There are several factors to help understand these reactions, but first it is crucial to understand that there is a difference between sobriety (abstinence) and recovery. While sobriety refers to stopping the using behavior, recovery can be thought of as a process of making life changes that address both individual andrelationship wellness. Focusing on both of those together, instead of just on abstinence, increases the likelihood of continued sobriety.
The “pink cloud” is a term used in recovery circles from the perspective of the addicted person, but I believe this term is every bit as relevant for partners and family members. Being on a pink cloud refers to the immediate sense of relief, happiness, and confidence that some people experience when the person stops using. It’s important to anticipate that at some point coming down off that cloud may very well stir up opposite, negative feelings once the reality of long-term sobriety hits home. For partners, it’s often the reality of addiction that hits the hardest. Inevitably, at some point during recovery, they wind up grappling once again with the baggage from addiction, and it catches up to them.
Research from the Family Recovery Project indicates that recovery is a long-term process of adjustment for couples and families. The first year is especially difficult, despite the fact that the substance or compulsive behavior has stopped. A whole new set of problems and challenges emerge in recovery related to shifting roles, boundaries, and developing new communication patterns, to name a few.
In my workshops for recovering couples and in presentations and trainings for therapists and addiction professionals, I emphasize the concept of “secondhand addiction,” a term taken from Lisa Frederiksen’s concept of secondhand alcoholism. Secondhand addiction doesn’t label either partner. It’s an acknowledgement and validation of the serious impact that an addictive disorder has had on both partners, as well as on the relationship. In addition to individual support for both partners, early intervention with couples is an emerging idea, and one that I strongly advocate and support.
Managing the feelings you are struggling with will depend on sorting through the above concepts. Start with the question of abstinence versus recovery — and recognize that focusing on the broader concept of recovery will help you both.

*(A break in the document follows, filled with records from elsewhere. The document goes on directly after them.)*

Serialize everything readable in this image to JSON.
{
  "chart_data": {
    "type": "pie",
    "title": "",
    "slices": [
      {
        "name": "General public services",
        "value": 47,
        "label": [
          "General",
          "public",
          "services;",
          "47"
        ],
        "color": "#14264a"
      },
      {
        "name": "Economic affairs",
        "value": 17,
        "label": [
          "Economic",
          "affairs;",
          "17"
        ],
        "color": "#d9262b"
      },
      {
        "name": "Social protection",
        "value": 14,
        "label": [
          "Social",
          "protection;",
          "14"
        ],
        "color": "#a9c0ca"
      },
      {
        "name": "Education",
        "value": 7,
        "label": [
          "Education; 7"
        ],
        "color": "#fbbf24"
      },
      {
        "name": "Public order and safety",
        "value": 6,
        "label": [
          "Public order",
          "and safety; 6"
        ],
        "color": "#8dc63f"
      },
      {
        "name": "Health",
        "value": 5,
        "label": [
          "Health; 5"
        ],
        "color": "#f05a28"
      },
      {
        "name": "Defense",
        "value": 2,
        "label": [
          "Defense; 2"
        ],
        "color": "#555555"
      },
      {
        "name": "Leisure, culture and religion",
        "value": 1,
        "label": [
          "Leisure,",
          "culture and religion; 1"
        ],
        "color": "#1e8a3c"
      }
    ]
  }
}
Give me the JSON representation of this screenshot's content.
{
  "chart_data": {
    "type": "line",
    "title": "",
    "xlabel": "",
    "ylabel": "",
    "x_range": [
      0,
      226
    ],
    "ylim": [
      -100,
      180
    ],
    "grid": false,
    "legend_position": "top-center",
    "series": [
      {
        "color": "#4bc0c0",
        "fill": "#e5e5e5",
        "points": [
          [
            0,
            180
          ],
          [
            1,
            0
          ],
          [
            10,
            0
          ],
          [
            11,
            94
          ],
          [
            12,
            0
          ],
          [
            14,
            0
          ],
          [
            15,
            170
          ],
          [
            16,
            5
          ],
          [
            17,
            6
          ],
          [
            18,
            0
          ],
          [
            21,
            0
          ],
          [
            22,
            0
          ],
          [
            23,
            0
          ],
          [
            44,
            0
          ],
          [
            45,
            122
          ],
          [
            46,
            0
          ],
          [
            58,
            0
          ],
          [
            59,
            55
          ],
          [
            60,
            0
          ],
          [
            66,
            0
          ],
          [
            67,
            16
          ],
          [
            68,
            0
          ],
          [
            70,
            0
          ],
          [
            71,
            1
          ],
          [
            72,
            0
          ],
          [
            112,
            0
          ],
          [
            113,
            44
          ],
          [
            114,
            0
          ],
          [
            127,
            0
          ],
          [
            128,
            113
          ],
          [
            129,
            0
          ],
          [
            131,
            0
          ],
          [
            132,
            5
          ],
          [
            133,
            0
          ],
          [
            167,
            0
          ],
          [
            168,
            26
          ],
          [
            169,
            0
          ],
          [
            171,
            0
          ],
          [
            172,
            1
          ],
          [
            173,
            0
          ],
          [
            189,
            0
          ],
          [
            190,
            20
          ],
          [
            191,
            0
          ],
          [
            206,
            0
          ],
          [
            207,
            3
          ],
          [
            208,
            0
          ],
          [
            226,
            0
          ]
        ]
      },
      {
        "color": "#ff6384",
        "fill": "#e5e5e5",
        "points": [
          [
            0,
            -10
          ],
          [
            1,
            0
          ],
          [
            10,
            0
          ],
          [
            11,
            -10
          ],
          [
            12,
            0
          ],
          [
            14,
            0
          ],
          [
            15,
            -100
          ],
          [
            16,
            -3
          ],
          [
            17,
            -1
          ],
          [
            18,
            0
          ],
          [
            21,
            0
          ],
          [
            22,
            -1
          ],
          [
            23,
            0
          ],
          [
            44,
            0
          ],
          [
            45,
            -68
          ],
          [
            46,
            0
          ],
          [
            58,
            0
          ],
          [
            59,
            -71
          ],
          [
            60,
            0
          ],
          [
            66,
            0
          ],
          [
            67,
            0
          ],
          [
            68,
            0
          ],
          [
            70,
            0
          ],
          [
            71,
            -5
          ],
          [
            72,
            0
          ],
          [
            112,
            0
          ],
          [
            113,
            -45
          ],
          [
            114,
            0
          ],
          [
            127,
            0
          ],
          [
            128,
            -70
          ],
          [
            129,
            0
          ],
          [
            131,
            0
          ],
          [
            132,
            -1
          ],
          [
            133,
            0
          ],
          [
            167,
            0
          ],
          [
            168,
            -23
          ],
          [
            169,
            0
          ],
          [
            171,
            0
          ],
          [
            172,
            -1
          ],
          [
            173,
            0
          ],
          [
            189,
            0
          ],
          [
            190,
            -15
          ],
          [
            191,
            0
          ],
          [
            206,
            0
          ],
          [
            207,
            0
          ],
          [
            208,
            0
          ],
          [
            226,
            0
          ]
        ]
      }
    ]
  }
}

Are either one of you getting extra help for yourselves? If not, it is important to do so, and there are numerous resources available like mutual aid groups, individual therapy, and group therapy. Unfortunately, resources for couples are more limited, but you could check out Recovering Couples Anonymous, a support group for the couple relationship.
I would also encourage you to explore couples therapy with an addiction therapist who also works with couples. This is a more specific specialty, but you can call your local treatment program for referrals for all the above. I wish you the best as you take your next steps in this journey.